Other tactics include the use of zipped files along with malicious macros in Microsoft Word and Excel, and leveraging the exploit CVE-2017-11882 (an issue in Office Equation Editor that allows attackers to automatically run malicious code without requiring user interaction). The latter is done via malicious RTF files, researchers have observed.

To boot, researchers have seen the malware being sold as a commodity in underground markets, with versions selling for as little as $300.

With all of these factors taken together, LokiBot represents “an attractive tool for a broad range of cyber actors across a wide variety of data compromise use cases,” according to CISA.

Saryu Nayyar, CEO at Gurucul, noted that the advisory is another indication of how malware authors have turned their malicious activities into a scalable business model.

“The fact that LokiBot has been around for over four years and has gained in capability over time is a reflection of how much malicious actors have advanced the state of their art, leveraging the same development models we use in the commercial space,” she said, via email.

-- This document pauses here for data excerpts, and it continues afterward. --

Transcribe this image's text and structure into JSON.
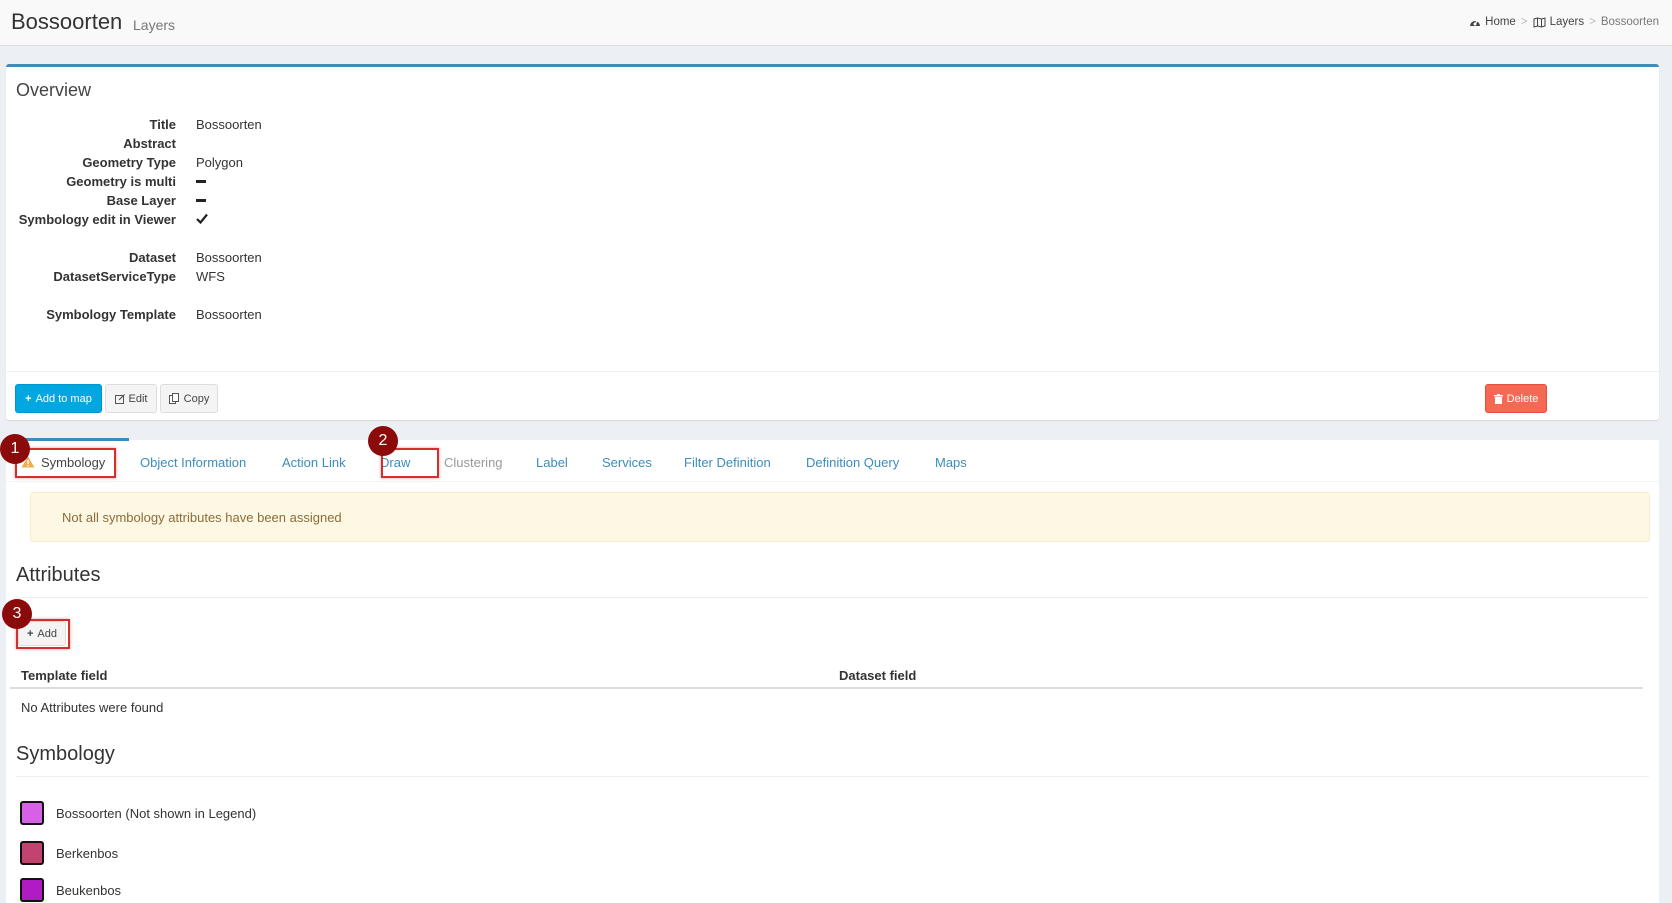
{
  "header": {
    "title": "Bossoorten",
    "subtitle": "Layers",
    "breadcrumb": {
      "home": "Home",
      "layers": "Layers",
      "current": "Bossoorten",
      "separator": ">"
    }
  },
  "overview": {
    "title": "Overview",
    "fields": {
      "title_label": "Title",
      "title_value": "Bossoorten",
      "abstract_label": "Abstract",
      "geometry_type_label": "Geometry Type",
      "geometry_type_value": "Polygon",
      "geometry_multi_label": "Geometry is multi",
      "base_layer_label": "Base Layer",
      "symbology_edit_label": "Symbology edit in Viewer",
      "dataset_label": "Dataset",
      "dataset_value": "Bossoorten",
      "dataset_service_type_label": "DatasetServiceType",
      "dataset_service_type_value": "WFS",
      "symbology_template_label": "Symbology Template",
      "symbology_template_value": "Bossoorten"
    },
    "buttons": {
      "add_to_map": "Add to map",
      "edit": "Edit",
      "copy": "Copy",
      "delete": "Delete"
    }
  },
  "tabs": {
    "symbology": "Symbology",
    "object_information": "Object Information",
    "action_link": "Action Link",
    "draw": "Draw",
    "clustering": "Clustering",
    "label": "Label",
    "services": "Services",
    "filter_definition": "Filter Definition",
    "definition_query": "Definition Query",
    "maps": "Maps"
  },
  "warning": "Not all symbology attributes have been assigned",
  "attributes": {
    "title": "Attributes",
    "add_button": "Add",
    "columns": [
      "Template field",
      "Dataset field"
    ],
    "empty": "No Attributes were found"
  },
  "symbology": {
    "title": "Symbology",
    "items": [
      {
        "label": "Bossoorten (Not shown in Legend)",
        "color": "#d660e6"
      },
      {
        "label": "Berkenbos",
        "color": "#c0446f"
      },
      {
        "label": "Beukenbos",
        "color": "#b01bc4"
      }
    ]
  },
  "annotations": [
    "1",
    "2",
    "3"
  ],
  "colors": {
    "primary": "#00a7e0",
    "danger": "#f56954",
    "link": "#3c8dbc",
    "warning_bg": "#fcf8e3",
    "annotation": "#8b0a0a"
  }
}
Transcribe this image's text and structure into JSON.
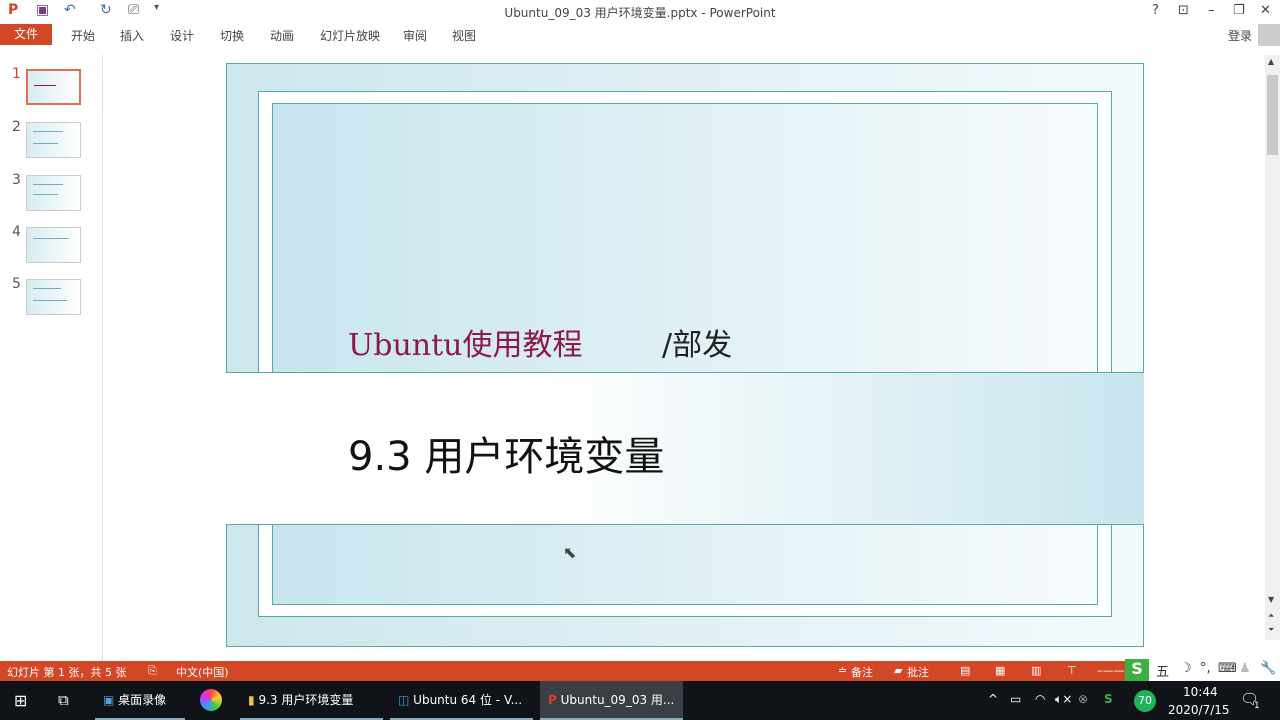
{
  "window": {
    "title": "Ubuntu_09_03 用户环境变量.pptx - PowerPoint",
    "sign_in": "登录",
    "help": "?"
  },
  "ribbon": {
    "file": "文件",
    "tabs": [
      "开始",
      "插入",
      "设计",
      "切换",
      "动画",
      "幻灯片放映",
      "审阅",
      "视图"
    ]
  },
  "thumbnails": [
    "1",
    "2",
    "3",
    "4",
    "5"
  ],
  "slide": {
    "subtitle": "Ubuntu使用教程",
    "author": "/部发",
    "title": "9.3 用户环境变量"
  },
  "status": {
    "slide_info": "幻灯片 第 1 张，共 5 张",
    "language": "中文(中国)",
    "notes": "备注",
    "comments": "批注"
  },
  "ime": {
    "mode": "五"
  },
  "taskbar": {
    "items": [
      "桌面录像",
      "9.3 用户环境变量",
      "Ubuntu 64 位 - V...",
      "Ubuntu_09_03 用..."
    ],
    "time": "10:44",
    "date": "2020/7/15",
    "badge": "70",
    "notification_count": "1"
  },
  "colors": {
    "accent": "#d24726",
    "subtitle": "#8b1a4a"
  }
}
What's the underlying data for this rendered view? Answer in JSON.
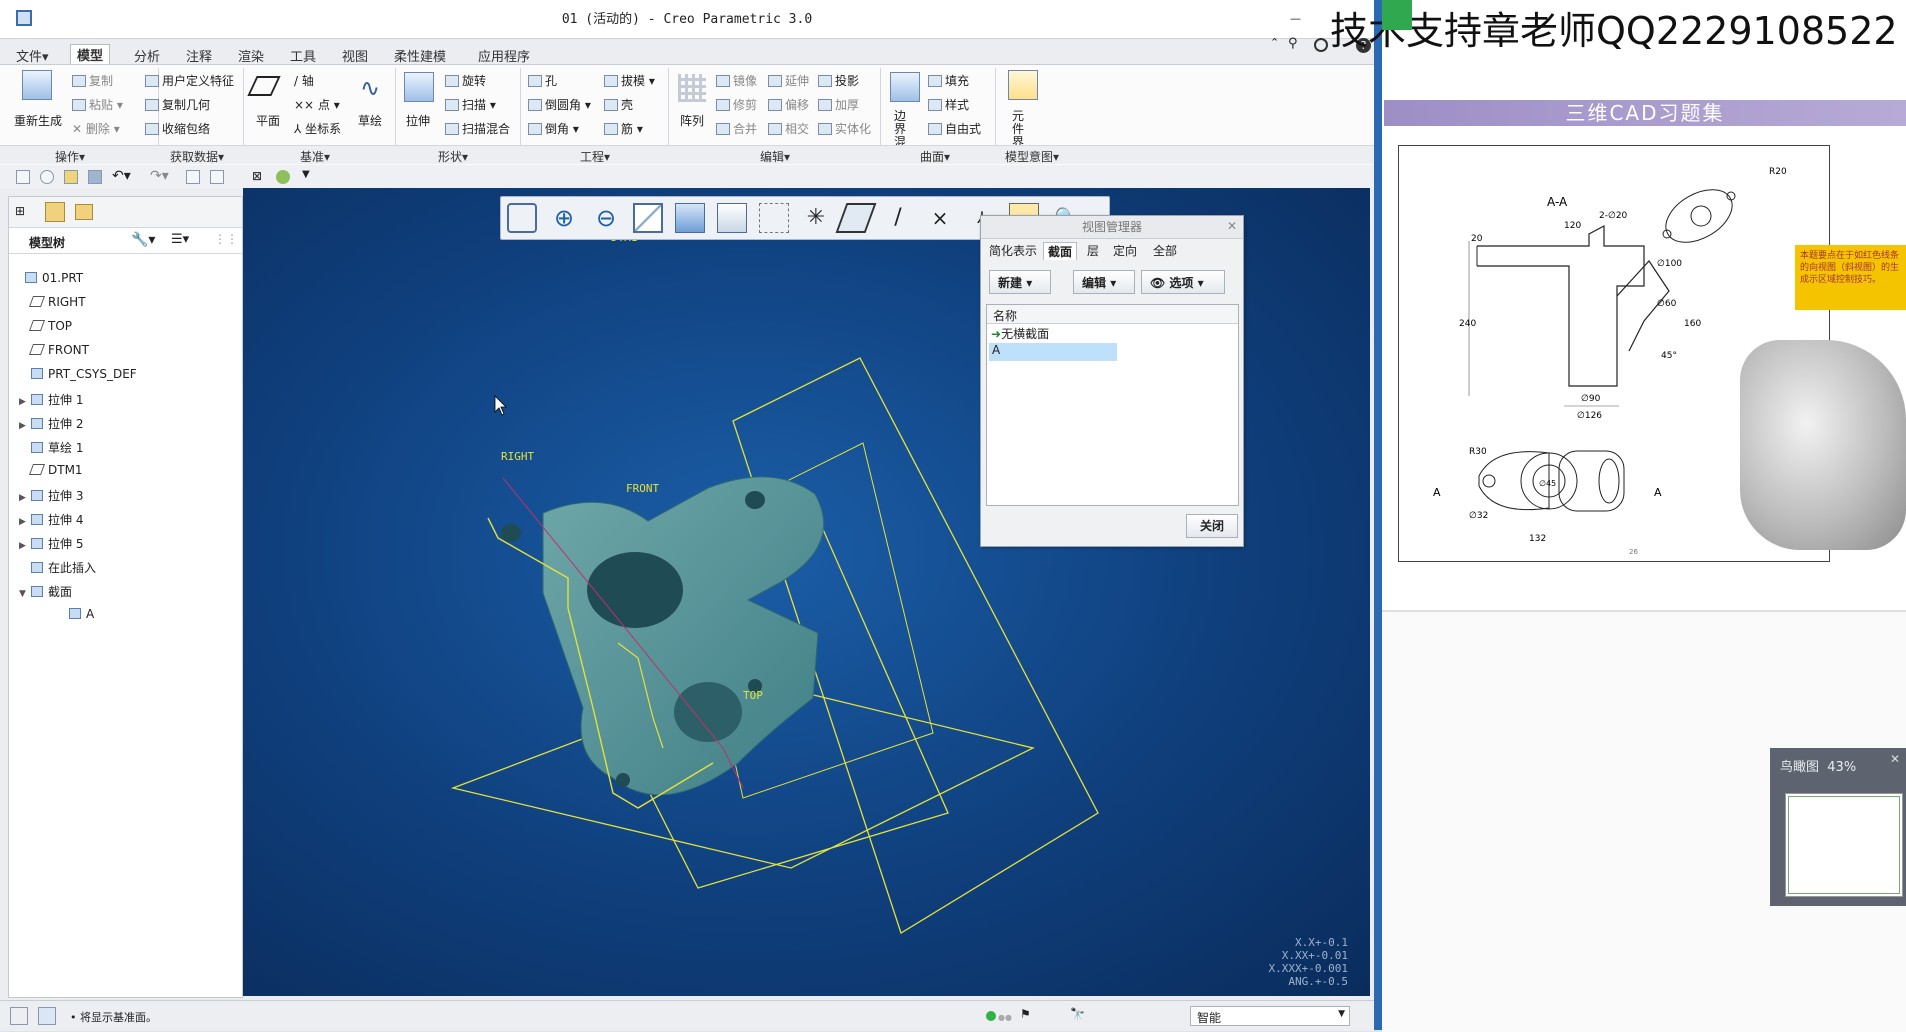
{
  "window": {
    "title": "01 (活动的) - Creo Parametric 3.0",
    "watermark": "技术支持章老师QQ2229108522"
  },
  "menu_tabs": [
    "文件▾",
    "模型",
    "分析",
    "注释",
    "渲染",
    "工具",
    "视图",
    "柔性建模",
    "应用程序"
  ],
  "ribbon": {
    "regenerate": "重新生成",
    "copy": "复制",
    "paste": "粘贴",
    "delete": "删除",
    "udf": "用户定义特征",
    "copy_geom": "复制几何",
    "shrinkwrap": "收缩包络",
    "plane": "平面",
    "axis": "轴",
    "point": "点",
    "csys": "坐标系",
    "sketch": "草绘",
    "extrude": "拉伸",
    "revolve": "旋转",
    "sweep": "扫描",
    "swept_blend": "扫描混合",
    "hole": "孔",
    "round": "倒圆角",
    "chamfer": "倒角",
    "draft": "拔模",
    "shell": "壳",
    "rib": "筋",
    "pattern": "阵列",
    "mirror": "镜像",
    "trim": "修剪",
    "merge": "合并",
    "extend": "延伸",
    "offset": "偏移",
    "intersect": "相交",
    "project": "投影",
    "thicken": "加厚",
    "solidify": "实体化",
    "boundary_blend": "边界混合",
    "fill": "填充",
    "style": "样式",
    "freestyle": "自由式",
    "component_interface": "元件界面",
    "groups": [
      "操作▾",
      "获取数据▾",
      "基准▾",
      "形状▾",
      "工程▾",
      "编辑▾",
      "曲面▾",
      "模型意图▾"
    ]
  },
  "model_tree": {
    "header": "模型树",
    "items": [
      {
        "label": "01.PRT",
        "arrow": ""
      },
      {
        "label": "RIGHT",
        "arrow": ""
      },
      {
        "label": "TOP",
        "arrow": ""
      },
      {
        "label": "FRONT",
        "arrow": ""
      },
      {
        "label": "PRT_CSYS_DEF",
        "arrow": ""
      },
      {
        "label": "拉伸 1",
        "arrow": "▶"
      },
      {
        "label": "拉伸 2",
        "arrow": "▶"
      },
      {
        "label": "草绘 1",
        "arrow": ""
      },
      {
        "label": "DTM1",
        "arrow": ""
      },
      {
        "label": "拉伸 3",
        "arrow": "▶"
      },
      {
        "label": "拉伸 4",
        "arrow": "▶"
      },
      {
        "label": "拉伸 5",
        "arrow": "▶"
      },
      {
        "label": "在此插入",
        "arrow": ""
      },
      {
        "label": "截面",
        "arrow": "▼"
      },
      {
        "label": "A",
        "arrow": ""
      }
    ]
  },
  "viewport": {
    "datum_labels": [
      "DTM1",
      "RIGHT",
      "FRONT",
      "TOP"
    ],
    "coords": [
      "X.X+-0.1",
      "X.XX+-0.01",
      "X.XXX+-0.001",
      "ANG.+-0.5"
    ]
  },
  "view_manager": {
    "title": "视图管理器",
    "tabs": [
      "简化表示",
      "截面",
      "层",
      "定向",
      "全部"
    ],
    "new_btn": "新建",
    "edit_btn": "编辑",
    "options_btn": "选项",
    "column": "名称",
    "rows": [
      "无横截面",
      "A"
    ],
    "close": "关闭"
  },
  "status": {
    "message": "• 将显示基准面。",
    "filter": "智能"
  },
  "doc": {
    "book_title": "三维CAD习题集",
    "section": "A-A",
    "dims": [
      "20",
      "120",
      "2-∅20",
      "R20",
      "∅100",
      "∅60",
      "240",
      "160",
      "45°",
      "∅90",
      "∅126",
      "R30",
      "∅32",
      "∅45",
      "132",
      "A",
      "A"
    ],
    "note": "本题要点在于如红色线条的向视图（斜视图）的生成示区域控制技巧。",
    "page": "26"
  },
  "navigator": {
    "label": "鸟瞰图",
    "zoom": "43%"
  }
}
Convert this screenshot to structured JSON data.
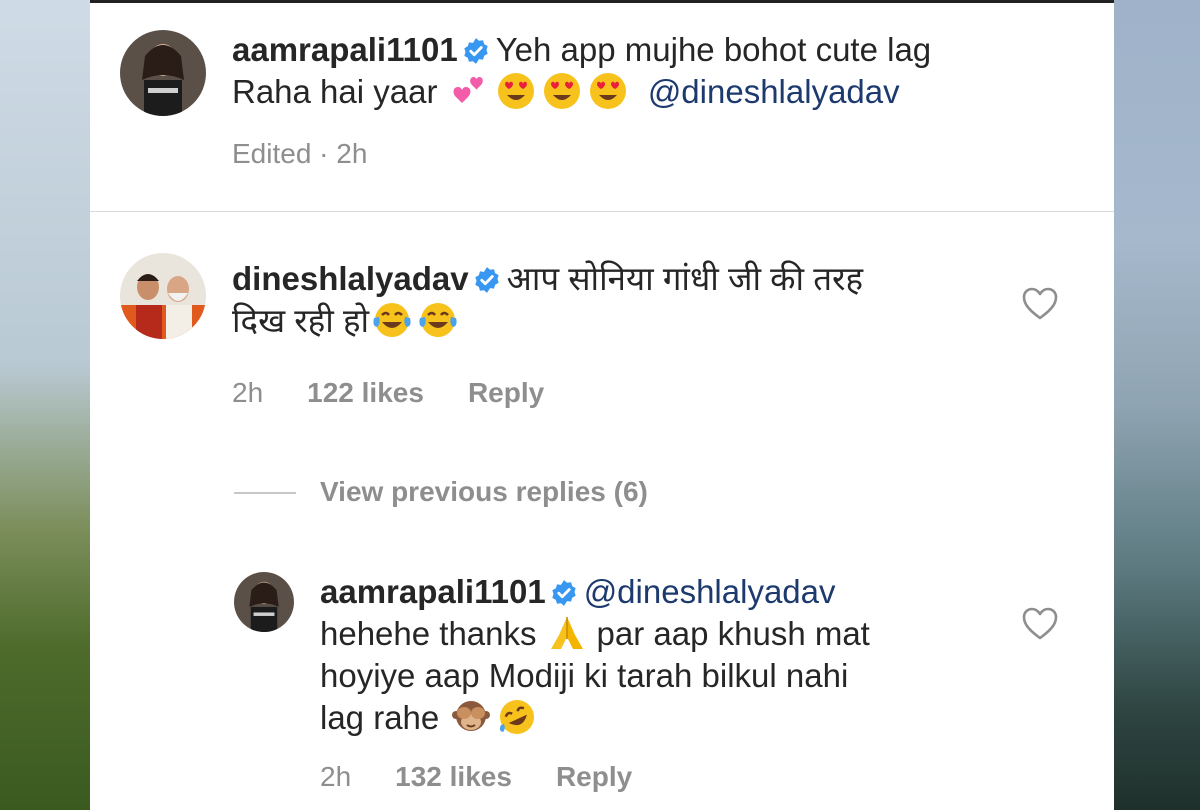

To protect themselves, CISA said that companies should keep patches up to date, disable file- and printer-sharing services if not necessary, enforce multi-factor authentication and strong passwords, enable personal firewalls and scanning of downloads, and implement user education on how to exercise caution when opening email attachments, even if the attachment is expected and the sender appears to be known.